Who so beset him round with dismal stories
Die ihn bedrängen mit düst’ren Litanei’n,
Nachdem der Dekan von St. Paul’s den Segen gesprochen hatte und die Captains und Könige gegangen waren, stand Ruth allein an der Nordtür, schüttelte Freunden und Kondolierenden die Hand, von denen viele ihr erzählten, wie sehr ihr Leben durch diesen höflichen und beherzten Gentleman bereichert worden war.

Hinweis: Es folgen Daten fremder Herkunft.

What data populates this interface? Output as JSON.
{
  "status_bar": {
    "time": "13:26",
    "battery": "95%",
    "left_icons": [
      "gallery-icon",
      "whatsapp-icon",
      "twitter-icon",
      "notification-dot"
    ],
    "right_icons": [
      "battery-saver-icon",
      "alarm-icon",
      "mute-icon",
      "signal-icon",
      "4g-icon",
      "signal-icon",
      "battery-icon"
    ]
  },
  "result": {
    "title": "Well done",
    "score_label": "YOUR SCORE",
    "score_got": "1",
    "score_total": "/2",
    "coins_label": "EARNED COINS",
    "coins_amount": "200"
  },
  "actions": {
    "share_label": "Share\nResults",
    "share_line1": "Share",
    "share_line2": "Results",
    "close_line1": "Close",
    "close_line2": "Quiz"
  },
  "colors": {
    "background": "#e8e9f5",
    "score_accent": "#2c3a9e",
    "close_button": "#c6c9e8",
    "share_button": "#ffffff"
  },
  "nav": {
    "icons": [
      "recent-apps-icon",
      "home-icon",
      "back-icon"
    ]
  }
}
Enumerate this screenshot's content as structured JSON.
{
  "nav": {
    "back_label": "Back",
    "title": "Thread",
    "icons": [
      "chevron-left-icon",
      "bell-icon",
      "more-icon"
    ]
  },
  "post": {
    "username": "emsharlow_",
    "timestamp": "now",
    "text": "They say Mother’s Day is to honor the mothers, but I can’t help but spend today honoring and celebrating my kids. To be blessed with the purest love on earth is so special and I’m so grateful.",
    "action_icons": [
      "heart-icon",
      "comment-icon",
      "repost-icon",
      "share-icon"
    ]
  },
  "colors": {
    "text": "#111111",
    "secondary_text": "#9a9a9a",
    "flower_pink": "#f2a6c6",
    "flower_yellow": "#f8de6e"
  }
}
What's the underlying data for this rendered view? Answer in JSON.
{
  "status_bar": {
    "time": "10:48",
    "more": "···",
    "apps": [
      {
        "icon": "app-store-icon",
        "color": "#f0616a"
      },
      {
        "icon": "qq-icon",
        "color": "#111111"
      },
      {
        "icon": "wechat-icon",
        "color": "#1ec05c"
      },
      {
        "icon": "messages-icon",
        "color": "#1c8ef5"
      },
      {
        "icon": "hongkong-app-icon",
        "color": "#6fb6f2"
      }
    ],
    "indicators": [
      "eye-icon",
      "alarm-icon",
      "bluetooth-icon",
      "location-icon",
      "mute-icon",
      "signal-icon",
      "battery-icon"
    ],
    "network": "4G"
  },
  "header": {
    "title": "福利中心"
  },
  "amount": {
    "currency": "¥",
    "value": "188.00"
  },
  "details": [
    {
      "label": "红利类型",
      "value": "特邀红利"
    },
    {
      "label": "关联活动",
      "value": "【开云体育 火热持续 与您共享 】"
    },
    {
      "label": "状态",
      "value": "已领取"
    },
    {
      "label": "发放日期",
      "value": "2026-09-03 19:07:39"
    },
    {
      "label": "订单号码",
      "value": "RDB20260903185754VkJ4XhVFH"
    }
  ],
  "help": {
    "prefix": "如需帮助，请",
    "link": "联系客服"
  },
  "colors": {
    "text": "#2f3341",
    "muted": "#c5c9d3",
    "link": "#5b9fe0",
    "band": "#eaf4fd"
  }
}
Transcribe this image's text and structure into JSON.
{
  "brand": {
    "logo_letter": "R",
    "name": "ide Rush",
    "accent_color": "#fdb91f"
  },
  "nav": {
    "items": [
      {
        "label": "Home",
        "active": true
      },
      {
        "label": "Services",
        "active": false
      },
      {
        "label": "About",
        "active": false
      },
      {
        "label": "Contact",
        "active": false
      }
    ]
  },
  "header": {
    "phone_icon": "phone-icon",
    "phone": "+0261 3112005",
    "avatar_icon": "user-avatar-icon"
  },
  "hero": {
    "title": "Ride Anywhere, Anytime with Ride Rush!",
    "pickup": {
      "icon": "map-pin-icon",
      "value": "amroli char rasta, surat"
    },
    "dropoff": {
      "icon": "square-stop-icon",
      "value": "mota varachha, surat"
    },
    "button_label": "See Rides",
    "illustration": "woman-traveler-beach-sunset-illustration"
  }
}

Als sie George Finch erblickte, der sich in der Schlange eingereiht hatte, um mit ihr zu sprechen, lächelte sie. Er trug einen dunkelgrauen Anzug, ein weißes Hemd und eine schwarze Krawatte, und es sah aus, als trüge er diese Kleidung zum ersten Mal. Als er ihr die Hand schüttelte, verbeugte er sich. Ruth lehnte sich vor und flüsterte ihm ins Ohr: »Wenn Sie mit George gegangen wären, wäre er heute vielleicht noch am Leben.«
Finch behielt seine langgehegte Meinung für sich, dass, wenn er zu der Expedition eingeladen worden wäre, er und Mallory den Gipfel ganz gewiss erreicht hätten und, was noch wichtiger war, wohlbehalten zurückgekehrt wären. Obwohl Finch annahm, dass Mallory, wenn sie in Schwierigkeiten gesteckt hätten, seinen Rat möglicherweise ignoriert und weitergegangen wäre, so dass er allein zurückgekehrt wäre.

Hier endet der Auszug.